Leaves. That’s as close to praise as Vetinari gets.
Mistakes to avoid¶
Don’t:
Be personally hostile or dismissive
Ask “gotcha” questions with no good answer
Reject all recommendations regardless of quality
Make it impossible for teams to succeed
Show off your own knowledge
Break character (stay Vetinari throughout)
Do:
Challenge assumptions constructively
Adjust difficulty to team performance
Recognise good arguments when presented
Give teams opportunities to recover from poor answers
Model strategic thinking for participants
Make it hard but fair
Debrief notes¶
After the masterclass, explain the Patrician’s approach:
Vetinari wasn’t trying to defeat you. He was testing whether you could think strategically, not just technically. The teams that succeeded:
Connected security to city stability, not just vulnerability counts
Acknowledged uncertainty while making evidence-based arguments
Considered operational reality and proposed workable solutions
Responded to pushback by adapting, not defending rigidly
Understood that the Patrician allocates resources across many risks, not just cybersecurity
The Patrician is the executive you will eventually face in real assessments. CEOs, city officials, board members - they think like Vetinari. They have many problems. They have limited resources. They need you to convince them your problem deserves priority.

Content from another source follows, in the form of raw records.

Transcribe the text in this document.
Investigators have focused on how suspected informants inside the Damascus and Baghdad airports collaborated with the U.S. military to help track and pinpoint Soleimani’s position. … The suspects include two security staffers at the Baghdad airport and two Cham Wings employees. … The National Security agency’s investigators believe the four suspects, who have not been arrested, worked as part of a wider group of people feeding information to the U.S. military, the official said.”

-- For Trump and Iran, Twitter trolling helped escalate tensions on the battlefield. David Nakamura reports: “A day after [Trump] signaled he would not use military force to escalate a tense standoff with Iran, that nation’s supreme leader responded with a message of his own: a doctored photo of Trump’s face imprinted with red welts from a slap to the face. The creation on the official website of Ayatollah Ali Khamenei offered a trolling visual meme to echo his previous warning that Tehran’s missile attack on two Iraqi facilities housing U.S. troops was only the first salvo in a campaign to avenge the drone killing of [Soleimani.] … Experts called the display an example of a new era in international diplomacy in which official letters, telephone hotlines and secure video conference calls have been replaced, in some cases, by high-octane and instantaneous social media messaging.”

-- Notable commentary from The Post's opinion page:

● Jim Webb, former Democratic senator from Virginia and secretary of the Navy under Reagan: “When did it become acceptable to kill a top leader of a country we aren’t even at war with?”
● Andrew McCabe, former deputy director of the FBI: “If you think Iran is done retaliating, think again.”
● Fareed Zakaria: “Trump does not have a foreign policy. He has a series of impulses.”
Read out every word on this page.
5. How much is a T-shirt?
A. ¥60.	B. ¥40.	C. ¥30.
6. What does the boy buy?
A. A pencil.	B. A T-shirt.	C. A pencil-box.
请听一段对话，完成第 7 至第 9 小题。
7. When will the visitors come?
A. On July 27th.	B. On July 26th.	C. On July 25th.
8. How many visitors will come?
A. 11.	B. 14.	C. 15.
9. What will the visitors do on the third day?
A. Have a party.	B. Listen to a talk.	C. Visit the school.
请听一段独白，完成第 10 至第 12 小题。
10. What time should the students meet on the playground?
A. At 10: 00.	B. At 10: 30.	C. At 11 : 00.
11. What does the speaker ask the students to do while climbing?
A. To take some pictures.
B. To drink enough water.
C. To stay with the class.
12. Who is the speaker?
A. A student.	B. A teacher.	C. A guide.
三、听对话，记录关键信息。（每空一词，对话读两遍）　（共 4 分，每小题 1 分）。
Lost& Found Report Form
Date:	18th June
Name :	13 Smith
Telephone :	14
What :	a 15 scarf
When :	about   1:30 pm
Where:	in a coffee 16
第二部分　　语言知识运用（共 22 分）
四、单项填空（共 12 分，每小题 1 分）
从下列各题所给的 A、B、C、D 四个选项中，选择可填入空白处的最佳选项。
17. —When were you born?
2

The teams that convinced the Patrician will convince real executives.
Why this role matters¶
The Patrician is the capstone of the stakeholder experience. Other stakeholders ask difficult but domain-specific questions: Operations worries about downtime, Finance worries about cost, Engineering defends technical choices.
The Patrician asks whether any of this actually matters.
That’s the question pentesters need to be ready for. Because in real engagements, eventually someone will ask: “So what? Why should we care?”
If you can’t answer that question convincingly, your technical skills don’t matter. The report gets filed and forgotten.
The Patrician ensures participants practice answering “So what?”
Because that’s the question that matters most.
“The trouble with being a good liar is that everyone knows you’re good at it.” - Lord Vetinari
Be sceptical. Be analytical. Be fair. Be Vetinari.